More than one in 13 college students said somebody spiked their drink or that they suspected so, according to a sizable survey at three campuses.
Moreover, one in 15 said such an incident happened to them during past semester.
A research article on the survey sheds light on a phenomenon that has been described both as being on the rise and as an urban legend in scientific literature, the authors say.
They say the problem is more than an urban legend—83 participants reported they drugged somebody or knew somebody who did.
The survey gathered responses from over 6,000 participants aged 18-24. Over 80 percent were white, and almost two-thirds female. It was conducted at the University of South Carolina, the University of Kentucky, and the University of Cincinnati in 2012 and 2013.
Among those who believed to be victims of drugging:
- more than two thirds reported they blacked out;
- about a third got physically ill;
- more than one in 20 was forced to sex (23 women and 2 men);
- about one in seven enjoyed it.
When asked why they thought they were drugged, top answer for men was to “have fun” or “be funny,” while for women it was “sex” or “sexual assault.”
“The guy who [drugged me] was an exchange student at a house party some friends took me to,” a female survey participant said.
“Afterward, they took me to another friend’s house to ‘recover’ since I was not in shape to go back to the dorm. They put me in his bed to sleep it off and I later woke up without any clothes. They told me that both incidents were my fault, leading me to stop talking to them.”

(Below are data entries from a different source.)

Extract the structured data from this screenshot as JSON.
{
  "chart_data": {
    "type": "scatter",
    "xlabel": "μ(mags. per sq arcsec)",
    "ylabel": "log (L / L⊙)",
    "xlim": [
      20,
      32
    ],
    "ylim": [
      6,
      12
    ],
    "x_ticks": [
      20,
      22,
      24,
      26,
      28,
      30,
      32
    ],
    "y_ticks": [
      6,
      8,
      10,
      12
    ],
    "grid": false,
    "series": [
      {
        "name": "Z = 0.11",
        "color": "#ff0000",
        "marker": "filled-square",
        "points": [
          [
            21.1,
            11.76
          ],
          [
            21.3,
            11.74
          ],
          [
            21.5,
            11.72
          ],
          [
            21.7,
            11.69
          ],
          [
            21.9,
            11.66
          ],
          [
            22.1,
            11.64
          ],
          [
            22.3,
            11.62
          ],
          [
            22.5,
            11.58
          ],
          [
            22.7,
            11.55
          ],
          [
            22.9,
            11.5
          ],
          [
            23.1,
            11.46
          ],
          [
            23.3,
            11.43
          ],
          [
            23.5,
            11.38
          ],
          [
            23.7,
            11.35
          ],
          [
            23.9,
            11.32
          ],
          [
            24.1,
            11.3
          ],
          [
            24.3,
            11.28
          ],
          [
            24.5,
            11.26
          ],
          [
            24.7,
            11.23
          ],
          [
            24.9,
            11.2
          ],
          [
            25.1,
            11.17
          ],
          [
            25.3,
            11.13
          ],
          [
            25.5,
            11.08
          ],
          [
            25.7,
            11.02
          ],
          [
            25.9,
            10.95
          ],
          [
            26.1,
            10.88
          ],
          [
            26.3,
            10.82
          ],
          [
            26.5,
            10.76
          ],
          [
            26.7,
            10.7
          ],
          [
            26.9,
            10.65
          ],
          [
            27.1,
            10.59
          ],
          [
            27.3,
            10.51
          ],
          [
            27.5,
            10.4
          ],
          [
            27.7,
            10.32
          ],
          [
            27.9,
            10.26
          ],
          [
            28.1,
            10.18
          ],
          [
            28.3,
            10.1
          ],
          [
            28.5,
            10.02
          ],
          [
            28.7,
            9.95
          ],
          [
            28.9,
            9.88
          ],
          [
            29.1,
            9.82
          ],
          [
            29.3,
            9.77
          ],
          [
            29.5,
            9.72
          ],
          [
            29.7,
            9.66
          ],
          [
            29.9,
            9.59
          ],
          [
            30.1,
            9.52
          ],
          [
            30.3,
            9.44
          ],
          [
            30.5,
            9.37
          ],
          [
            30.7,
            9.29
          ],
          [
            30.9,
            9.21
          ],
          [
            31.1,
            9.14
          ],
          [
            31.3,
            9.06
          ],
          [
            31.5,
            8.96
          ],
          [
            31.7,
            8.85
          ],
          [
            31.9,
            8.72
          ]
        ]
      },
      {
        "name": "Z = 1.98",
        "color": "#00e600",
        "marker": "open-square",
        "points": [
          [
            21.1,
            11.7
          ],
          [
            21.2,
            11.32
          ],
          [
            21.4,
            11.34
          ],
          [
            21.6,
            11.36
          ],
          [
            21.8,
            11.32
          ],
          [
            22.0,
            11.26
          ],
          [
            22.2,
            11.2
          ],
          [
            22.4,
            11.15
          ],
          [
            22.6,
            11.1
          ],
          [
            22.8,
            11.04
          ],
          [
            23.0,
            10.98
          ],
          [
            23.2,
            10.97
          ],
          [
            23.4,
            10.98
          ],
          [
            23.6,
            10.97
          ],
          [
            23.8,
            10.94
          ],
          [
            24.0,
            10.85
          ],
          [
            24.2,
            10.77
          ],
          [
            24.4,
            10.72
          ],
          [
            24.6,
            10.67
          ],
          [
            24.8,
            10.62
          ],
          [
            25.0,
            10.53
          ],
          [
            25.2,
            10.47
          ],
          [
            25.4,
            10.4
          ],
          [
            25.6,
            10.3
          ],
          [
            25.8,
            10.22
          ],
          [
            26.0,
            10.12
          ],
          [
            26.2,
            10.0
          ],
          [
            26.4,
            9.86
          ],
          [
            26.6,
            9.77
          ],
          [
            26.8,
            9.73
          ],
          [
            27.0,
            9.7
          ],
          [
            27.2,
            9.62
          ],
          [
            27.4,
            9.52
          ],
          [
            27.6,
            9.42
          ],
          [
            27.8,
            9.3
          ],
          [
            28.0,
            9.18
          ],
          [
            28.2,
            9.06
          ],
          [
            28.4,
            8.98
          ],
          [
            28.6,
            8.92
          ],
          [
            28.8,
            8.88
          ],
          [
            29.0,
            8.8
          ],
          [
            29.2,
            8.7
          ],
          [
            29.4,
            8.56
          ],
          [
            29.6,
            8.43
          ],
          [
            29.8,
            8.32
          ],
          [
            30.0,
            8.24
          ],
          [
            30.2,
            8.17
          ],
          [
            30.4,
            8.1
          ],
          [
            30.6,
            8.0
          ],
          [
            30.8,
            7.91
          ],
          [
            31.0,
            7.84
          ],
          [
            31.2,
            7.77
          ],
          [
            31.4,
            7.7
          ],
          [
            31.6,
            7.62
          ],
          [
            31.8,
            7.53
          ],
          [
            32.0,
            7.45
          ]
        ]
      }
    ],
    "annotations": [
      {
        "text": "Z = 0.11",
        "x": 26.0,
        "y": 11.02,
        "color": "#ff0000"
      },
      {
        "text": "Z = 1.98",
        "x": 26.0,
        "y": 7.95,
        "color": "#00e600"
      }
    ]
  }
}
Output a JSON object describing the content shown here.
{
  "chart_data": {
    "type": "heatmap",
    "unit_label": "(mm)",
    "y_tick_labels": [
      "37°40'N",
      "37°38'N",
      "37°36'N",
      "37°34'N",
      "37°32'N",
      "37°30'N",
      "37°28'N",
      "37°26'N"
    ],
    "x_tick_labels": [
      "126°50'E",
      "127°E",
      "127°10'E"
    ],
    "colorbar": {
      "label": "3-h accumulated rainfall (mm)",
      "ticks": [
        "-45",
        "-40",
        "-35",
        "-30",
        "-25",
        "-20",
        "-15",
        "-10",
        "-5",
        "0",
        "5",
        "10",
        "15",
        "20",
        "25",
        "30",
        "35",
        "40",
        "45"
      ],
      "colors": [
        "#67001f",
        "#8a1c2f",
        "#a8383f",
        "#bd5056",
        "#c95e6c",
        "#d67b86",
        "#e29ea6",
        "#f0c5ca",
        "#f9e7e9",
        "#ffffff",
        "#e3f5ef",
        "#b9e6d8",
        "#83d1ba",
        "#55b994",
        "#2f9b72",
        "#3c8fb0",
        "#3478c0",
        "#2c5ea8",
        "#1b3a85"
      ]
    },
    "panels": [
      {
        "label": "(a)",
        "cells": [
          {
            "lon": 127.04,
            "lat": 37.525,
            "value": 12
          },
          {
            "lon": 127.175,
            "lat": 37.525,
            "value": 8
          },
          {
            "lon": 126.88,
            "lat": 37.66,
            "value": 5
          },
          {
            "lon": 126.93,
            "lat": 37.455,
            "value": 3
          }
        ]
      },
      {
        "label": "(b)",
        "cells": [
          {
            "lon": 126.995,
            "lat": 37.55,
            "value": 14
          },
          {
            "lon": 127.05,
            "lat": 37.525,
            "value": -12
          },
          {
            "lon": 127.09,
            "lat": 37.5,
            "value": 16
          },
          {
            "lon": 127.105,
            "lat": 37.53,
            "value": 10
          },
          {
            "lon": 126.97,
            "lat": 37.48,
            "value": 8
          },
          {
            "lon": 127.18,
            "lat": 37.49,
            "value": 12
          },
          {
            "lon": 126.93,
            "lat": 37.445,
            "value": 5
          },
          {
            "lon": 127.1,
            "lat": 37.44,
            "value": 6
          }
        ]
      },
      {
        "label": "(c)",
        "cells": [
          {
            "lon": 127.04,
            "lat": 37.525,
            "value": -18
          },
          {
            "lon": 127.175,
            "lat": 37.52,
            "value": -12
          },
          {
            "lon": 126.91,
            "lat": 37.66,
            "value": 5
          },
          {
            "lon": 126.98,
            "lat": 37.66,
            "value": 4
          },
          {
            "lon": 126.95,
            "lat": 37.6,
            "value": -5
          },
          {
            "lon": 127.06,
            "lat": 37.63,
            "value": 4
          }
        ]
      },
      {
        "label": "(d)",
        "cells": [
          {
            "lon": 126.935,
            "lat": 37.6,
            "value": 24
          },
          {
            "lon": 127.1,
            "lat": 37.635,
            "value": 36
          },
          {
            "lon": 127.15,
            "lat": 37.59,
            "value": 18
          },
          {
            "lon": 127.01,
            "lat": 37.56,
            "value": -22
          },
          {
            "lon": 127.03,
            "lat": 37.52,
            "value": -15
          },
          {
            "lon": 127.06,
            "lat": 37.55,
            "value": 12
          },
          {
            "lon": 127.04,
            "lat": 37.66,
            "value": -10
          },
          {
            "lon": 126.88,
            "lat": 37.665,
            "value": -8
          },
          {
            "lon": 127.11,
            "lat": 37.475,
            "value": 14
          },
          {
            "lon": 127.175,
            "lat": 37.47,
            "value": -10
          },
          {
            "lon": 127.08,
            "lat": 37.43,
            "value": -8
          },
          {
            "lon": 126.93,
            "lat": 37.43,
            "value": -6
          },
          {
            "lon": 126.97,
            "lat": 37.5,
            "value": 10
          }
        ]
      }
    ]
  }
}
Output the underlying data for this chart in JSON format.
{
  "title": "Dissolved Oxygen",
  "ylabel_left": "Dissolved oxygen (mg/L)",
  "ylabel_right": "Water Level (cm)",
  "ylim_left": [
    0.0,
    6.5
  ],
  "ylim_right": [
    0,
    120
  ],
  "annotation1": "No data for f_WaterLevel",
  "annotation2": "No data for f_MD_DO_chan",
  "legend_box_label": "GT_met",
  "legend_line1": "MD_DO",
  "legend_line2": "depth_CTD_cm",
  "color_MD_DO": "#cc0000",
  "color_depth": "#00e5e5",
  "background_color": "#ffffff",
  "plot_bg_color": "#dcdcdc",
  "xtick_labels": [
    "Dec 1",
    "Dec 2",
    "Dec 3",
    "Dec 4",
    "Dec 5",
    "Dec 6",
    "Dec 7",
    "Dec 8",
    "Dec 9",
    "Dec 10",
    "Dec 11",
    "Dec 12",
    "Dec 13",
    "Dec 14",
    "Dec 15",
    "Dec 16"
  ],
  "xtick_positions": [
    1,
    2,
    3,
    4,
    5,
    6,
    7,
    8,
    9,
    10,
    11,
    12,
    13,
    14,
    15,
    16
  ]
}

A male survey respondent said: “I have drank many times before, but it has never had this kind of effect, especially since I did not drink an excessive amount . . . the guys who may have been responsible made comments about giving me a ‘present’ while we were taking shots.”
The study authors acknowledged they had no way of telling if the people who said they were drugged actually were. Sometimes people may have misjudged how much they drank or didn’t realize the effects of combining alcohol with prescription drugs.
One of the participants described the experience:
“It does not feel that you are drugged at first and then you start to realize certain things that you are doing are not something that you would do. The scariest thing about it is that you have no control over your body, but you have to be the one that has to identify that you have been drugged.”
The article on the survey was published in the journal Psychology of Violence of the American Psychological Association.
10 Tips on How to Avoid Having Your Drink Spiked
- Don’t accept drinks from other people.
- Open containers yourself.
- Keep your drink with you at all times, even when you go to the bathroom.
- Don’t share drinks.
- Don’t drink from punch bowls or other common, open containers. They may already have drugs in them.
- If someone offers to get you a drink from a bar or at a party, go with the person to order your drink. Watch the drink being poured and carry it yourself.
- Don’t drink anything that tastes or smells strange. GHB, one of the more commonly used drugs, sometimes tastes salty.
- Have a nondrinking friend with you to make sure nothing happens.
- If you realize you left your drink unattended, pour it out.
- If you feel drunk and haven’t drunk any alcohol—or, if you feel like the effects of drinking alcohol are stronger than usual—get help right away.